Surely the fact that a huge portion of startups start in SF could account for the fact that a huge portion of winners came from SF? You're also biased because you're paying more attention to startups in SF - the Bay area doesn't even come up with half of the big startups, and yet you failed to name a single one from anywhere else.
A quick scan of Fortune's unicorn list* shows 12 out of the top 25 are from outside of California, and two of the Cali ones are LA, bringing SF down to 11 (after generously counting Palo Alto in SF, because I assume you meant the Bay Area). Without numbers on how many startups are started in various places, I'm not sure what these numbers mean, but it doesn't obviously favor your winner-takes-all argument.
Of the top 25, only two American companies are not in the Bay Area, and one of those is still in California.
For an area with less than 2% of the country's population, that is overwhelmingly dominant. I'm not sure if you could have underscored my point any more succinctly.

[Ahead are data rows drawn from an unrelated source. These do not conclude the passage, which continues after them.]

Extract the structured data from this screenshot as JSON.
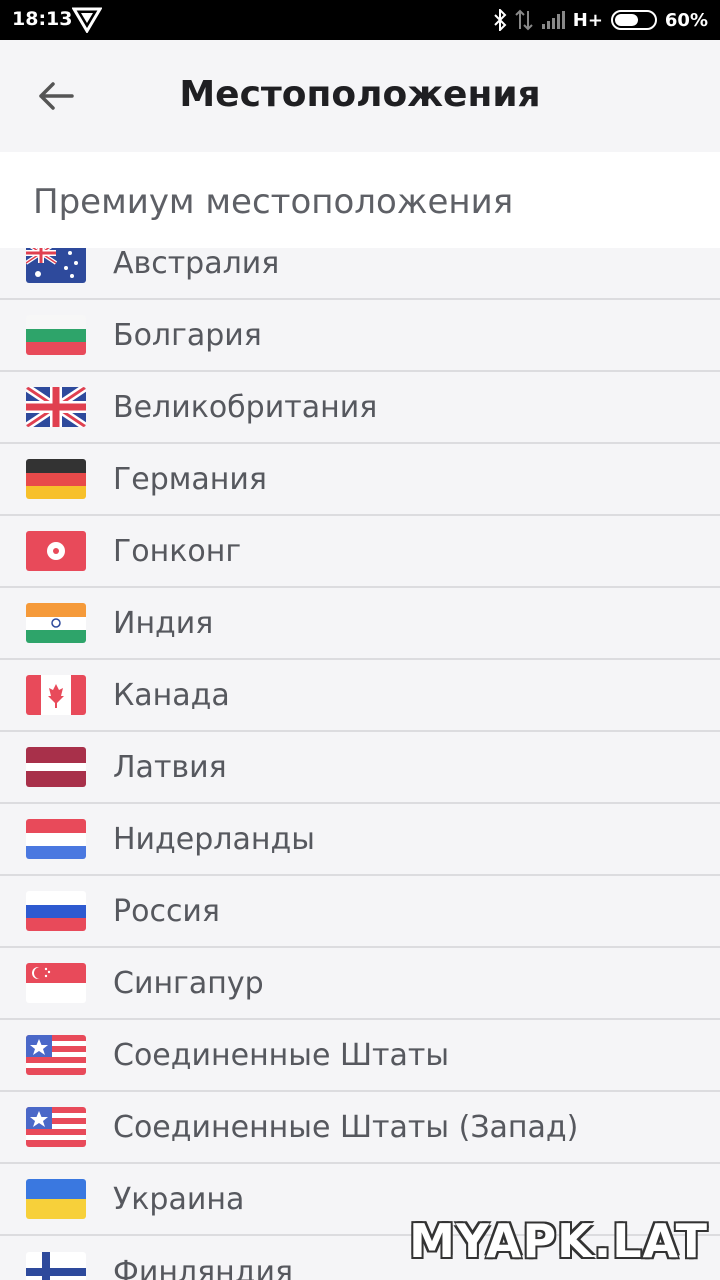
{
  "status_bar": {
    "time": "18:13",
    "network": "H+",
    "battery_percent": "60%",
    "battery_level": 0.6
  },
  "app_bar": {
    "title": "Местоположения",
    "back_icon": "arrow-left-icon"
  },
  "section": {
    "title": "Премиум местоположения"
  },
  "locations": [
    {
      "name": "Австралия",
      "flag": "flag-au"
    },
    {
      "name": "Болгария",
      "flag": "flag-bg"
    },
    {
      "name": "Великобритания",
      "flag": "flag-gb"
    },
    {
      "name": "Германия",
      "flag": "flag-de"
    },
    {
      "name": "Гонконг",
      "flag": "flag-hk"
    },
    {
      "name": "Индия",
      "flag": "flag-in"
    },
    {
      "name": "Канада",
      "flag": "flag-ca"
    },
    {
      "name": "Латвия",
      "flag": "flag-lv"
    },
    {
      "name": "Нидерланды",
      "flag": "flag-nl"
    },
    {
      "name": "Россия",
      "flag": "flag-ru"
    },
    {
      "name": "Сингапур",
      "flag": "flag-sg"
    },
    {
      "name": "Соединенные Штаты",
      "flag": "flag-us"
    },
    {
      "name": "Соединенные Штаты (Запад)",
      "flag": "flag-us"
    },
    {
      "name": "Украина",
      "flag": "flag-ua"
    },
    {
      "name": "Финляндия",
      "flag": "flag-fi"
    }
  ],
  "watermark": "MYAPK.LAT",
  "colors": {
    "background": "#f5f5f7",
    "text": "#56585e",
    "title": "#1f1f22"
  }
}
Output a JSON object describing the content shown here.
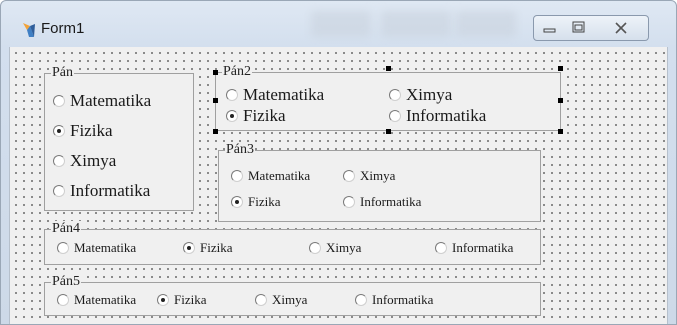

Somehow you've managed to miscount the numbers, misrepresent your wrong numbers, and miss the point all at once.
The point is that you still have contributed no idea of what portion of startups are starting in SF. If 95% of startups come out of SF but only 80% of winners do, it still has an overwhelming majority but is by the numbers a terrible place to start a startup.
Of the top 25 international, only about half are American, so stop pretending the denominator is 25 if you've decided that international companies for some reason don't count. There are 2 in LA, one in Boston, and 1 in NYC (what list are you looking at?), giving the Bay Area something like 2/3 of American companies, and about 1/3 of all.
A quick scan of Fortune's unicorn list* shows 12 out of the top 25 are from outside of California, and two of the Cali ones are LA, bringing SF down to 11 (after generously counting Palo Alto in SF, because I assume you meant the Bay Area). Without numbers on how many startups are started in various places, I'm not sure what these numbers mean, but it doesn't obviously favor your winner-takes-all argument.